I too had a
planned trajectory.like one should. like everyone else had. School, college,
job - that was it. I enrolled into a professional course as it meant job assurance
and straight out of college I took up a job. I was playing by the rules and not
wasting time. I was the early bird and I had a worm but once I had it, I didn't
know what to do with it. Still, I held on to it. They said Bombay was the place
to be if you were in television and so I went. I trudged on and perhaps would
have continued had it not been for some bitter experiences of my twenties.
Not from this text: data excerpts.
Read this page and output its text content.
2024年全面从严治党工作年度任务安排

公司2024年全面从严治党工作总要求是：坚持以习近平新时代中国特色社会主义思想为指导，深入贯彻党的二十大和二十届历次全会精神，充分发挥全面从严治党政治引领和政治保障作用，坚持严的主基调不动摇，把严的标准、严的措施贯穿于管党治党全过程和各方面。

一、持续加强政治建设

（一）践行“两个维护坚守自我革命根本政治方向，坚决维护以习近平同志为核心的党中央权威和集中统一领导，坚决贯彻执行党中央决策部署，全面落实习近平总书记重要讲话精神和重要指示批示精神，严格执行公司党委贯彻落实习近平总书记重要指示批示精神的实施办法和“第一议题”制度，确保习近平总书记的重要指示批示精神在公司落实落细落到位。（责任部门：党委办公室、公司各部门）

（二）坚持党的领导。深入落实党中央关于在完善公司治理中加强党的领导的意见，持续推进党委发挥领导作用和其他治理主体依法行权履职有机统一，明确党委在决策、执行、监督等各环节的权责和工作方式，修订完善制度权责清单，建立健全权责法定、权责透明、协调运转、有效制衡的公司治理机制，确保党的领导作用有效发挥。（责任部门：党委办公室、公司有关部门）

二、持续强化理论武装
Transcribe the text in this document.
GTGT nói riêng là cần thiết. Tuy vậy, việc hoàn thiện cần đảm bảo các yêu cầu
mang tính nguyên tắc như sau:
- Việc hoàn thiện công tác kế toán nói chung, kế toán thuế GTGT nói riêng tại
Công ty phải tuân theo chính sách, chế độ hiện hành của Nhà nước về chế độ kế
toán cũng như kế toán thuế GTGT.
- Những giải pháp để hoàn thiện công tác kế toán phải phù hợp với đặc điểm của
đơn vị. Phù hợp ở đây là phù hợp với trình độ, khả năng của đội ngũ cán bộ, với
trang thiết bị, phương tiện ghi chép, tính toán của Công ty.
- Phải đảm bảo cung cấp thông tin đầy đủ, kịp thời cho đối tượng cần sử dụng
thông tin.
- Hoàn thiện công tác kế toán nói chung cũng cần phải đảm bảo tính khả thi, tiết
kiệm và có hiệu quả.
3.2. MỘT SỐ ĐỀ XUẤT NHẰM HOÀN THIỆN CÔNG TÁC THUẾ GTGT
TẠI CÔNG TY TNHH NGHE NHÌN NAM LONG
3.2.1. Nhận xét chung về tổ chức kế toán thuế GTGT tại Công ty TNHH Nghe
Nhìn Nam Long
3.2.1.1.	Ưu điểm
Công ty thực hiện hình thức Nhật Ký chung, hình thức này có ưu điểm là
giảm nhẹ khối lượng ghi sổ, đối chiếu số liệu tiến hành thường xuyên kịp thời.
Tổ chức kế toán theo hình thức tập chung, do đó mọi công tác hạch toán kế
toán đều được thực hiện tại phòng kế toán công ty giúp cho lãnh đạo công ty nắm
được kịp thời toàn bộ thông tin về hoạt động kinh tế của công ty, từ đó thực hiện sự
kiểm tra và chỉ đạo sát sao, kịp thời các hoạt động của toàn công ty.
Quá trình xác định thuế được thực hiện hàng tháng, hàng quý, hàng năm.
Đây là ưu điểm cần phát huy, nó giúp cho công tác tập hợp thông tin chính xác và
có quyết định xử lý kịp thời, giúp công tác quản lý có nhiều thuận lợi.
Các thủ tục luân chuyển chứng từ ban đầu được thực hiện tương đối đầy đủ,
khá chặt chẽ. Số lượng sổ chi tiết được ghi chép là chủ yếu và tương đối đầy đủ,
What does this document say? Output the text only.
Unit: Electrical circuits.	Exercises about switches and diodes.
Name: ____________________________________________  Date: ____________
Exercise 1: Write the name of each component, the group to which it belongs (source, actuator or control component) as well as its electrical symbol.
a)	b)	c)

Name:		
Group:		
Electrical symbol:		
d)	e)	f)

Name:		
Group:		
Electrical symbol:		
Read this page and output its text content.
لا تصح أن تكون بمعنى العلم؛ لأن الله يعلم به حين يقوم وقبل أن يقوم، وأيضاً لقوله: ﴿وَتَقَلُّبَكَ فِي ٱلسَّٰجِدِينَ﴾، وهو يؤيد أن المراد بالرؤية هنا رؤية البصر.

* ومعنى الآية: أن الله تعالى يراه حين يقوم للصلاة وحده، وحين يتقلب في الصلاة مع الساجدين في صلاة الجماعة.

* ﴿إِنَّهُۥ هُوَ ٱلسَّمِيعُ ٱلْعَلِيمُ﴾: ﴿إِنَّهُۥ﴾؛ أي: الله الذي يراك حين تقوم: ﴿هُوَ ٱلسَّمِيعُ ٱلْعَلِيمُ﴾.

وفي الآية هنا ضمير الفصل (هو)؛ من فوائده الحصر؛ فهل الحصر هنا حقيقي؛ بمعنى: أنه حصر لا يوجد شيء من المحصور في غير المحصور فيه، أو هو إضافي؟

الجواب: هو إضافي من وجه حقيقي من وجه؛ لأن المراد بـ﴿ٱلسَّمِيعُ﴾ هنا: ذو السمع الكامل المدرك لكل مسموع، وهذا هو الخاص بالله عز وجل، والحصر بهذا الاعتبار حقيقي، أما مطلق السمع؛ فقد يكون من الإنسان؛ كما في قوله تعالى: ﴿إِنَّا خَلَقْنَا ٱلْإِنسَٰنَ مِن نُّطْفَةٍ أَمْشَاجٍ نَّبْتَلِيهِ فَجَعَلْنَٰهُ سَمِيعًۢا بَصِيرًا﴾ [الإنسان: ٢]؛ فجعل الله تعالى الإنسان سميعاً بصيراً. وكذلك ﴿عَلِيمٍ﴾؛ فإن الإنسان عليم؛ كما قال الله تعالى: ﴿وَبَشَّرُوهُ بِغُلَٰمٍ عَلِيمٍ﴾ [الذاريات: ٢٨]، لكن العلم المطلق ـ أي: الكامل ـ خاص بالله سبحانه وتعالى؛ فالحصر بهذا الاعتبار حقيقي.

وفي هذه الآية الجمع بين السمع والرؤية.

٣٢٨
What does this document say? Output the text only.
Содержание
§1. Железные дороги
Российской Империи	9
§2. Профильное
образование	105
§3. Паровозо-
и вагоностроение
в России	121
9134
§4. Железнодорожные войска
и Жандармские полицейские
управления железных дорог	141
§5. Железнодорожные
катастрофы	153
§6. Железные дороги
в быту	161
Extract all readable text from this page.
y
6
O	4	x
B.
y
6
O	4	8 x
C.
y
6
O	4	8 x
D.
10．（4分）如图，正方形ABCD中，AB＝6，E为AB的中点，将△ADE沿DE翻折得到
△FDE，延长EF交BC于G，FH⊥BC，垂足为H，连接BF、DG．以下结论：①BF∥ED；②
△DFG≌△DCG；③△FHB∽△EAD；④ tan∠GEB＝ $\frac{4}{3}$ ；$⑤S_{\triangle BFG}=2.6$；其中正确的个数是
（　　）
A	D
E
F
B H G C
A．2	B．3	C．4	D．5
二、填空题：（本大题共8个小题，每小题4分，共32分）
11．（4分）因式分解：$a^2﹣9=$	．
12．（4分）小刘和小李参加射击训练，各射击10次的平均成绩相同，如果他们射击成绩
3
Thinking back, I often question the
straight-jacketed approach that was ingrained into me. No doubt, it was the
easier approach. It was easier to put on an existing tag than to create one of
my own.
In my formative years, I studied in
a convent. Moral science was a must and for a child whose household assigned no
particular value to religion or rituals, moral science classes, replete with
their stories of good vs. evil, right vs. wrong were fascinating, to say the
least. Outside of the class, sermons delivered by the nuns and the beautiful
serene chapel within the school compound stirred in me a belief that remained
unshaken almost till the end of my teens. It never occurred to me to question
the message that was being delivered via those terse sermons and stories. Never
did I think of questioning their version of right and wrong or good and evil, I
simply accepted. I accepted the definitions that were put in front of me. I
accepted that if I wasn't the early bird there would be no worms for me. I never took a moment to think if I wanted a
worm in the first place.
Perhaps, I was an inhibited and
gullible child but perhaps, my school was a microcosm of the belief system that
our society perpetuates. Labelling and conditioning
of choice or choices is central to almost every society’s functioning. It is an
unease of not knowing, of not being able to neatly box/ contain /put a name to
an entity that creates an urgency to assign labels. Labelling possibly facilitates
a smoother system of functioning in totality but what bearing does it have or
hold on a subjective individual level?
Looking at my immediate circle of
friends and acquaintances I find a number of us, including myself are looking
at career changes. Banker turned artist, engineer turned musician there are many of
us. Some managed to shed their labels earlier while the rest of us are still
trying to figure our way out. There are also those who are effectively paddling
both the boats, a job they do and a career they want. Most of us grew up in the
90s when choices were limited but there was also a limitation on our thinking
outside the norm.
The ‘boxing’ syndrome is not
limited to career and life choices. Be it religion, class, caste, region, gender roles, sexual orientation and all
other categories that accompany a diverse society such as ours, the syndrome is
ubiquitous. There are floaters who bother the complacency of routine from time
to time but they keep to the fringes. Events of the recent past where states of
a country have demanded and in some cases coerced a forced exodus of its
citizens are further indicative of how the institutional setups use
homogenization as a political tool.
Perhaps, heterogeneity is
a myth propagated through anthems and advertisements.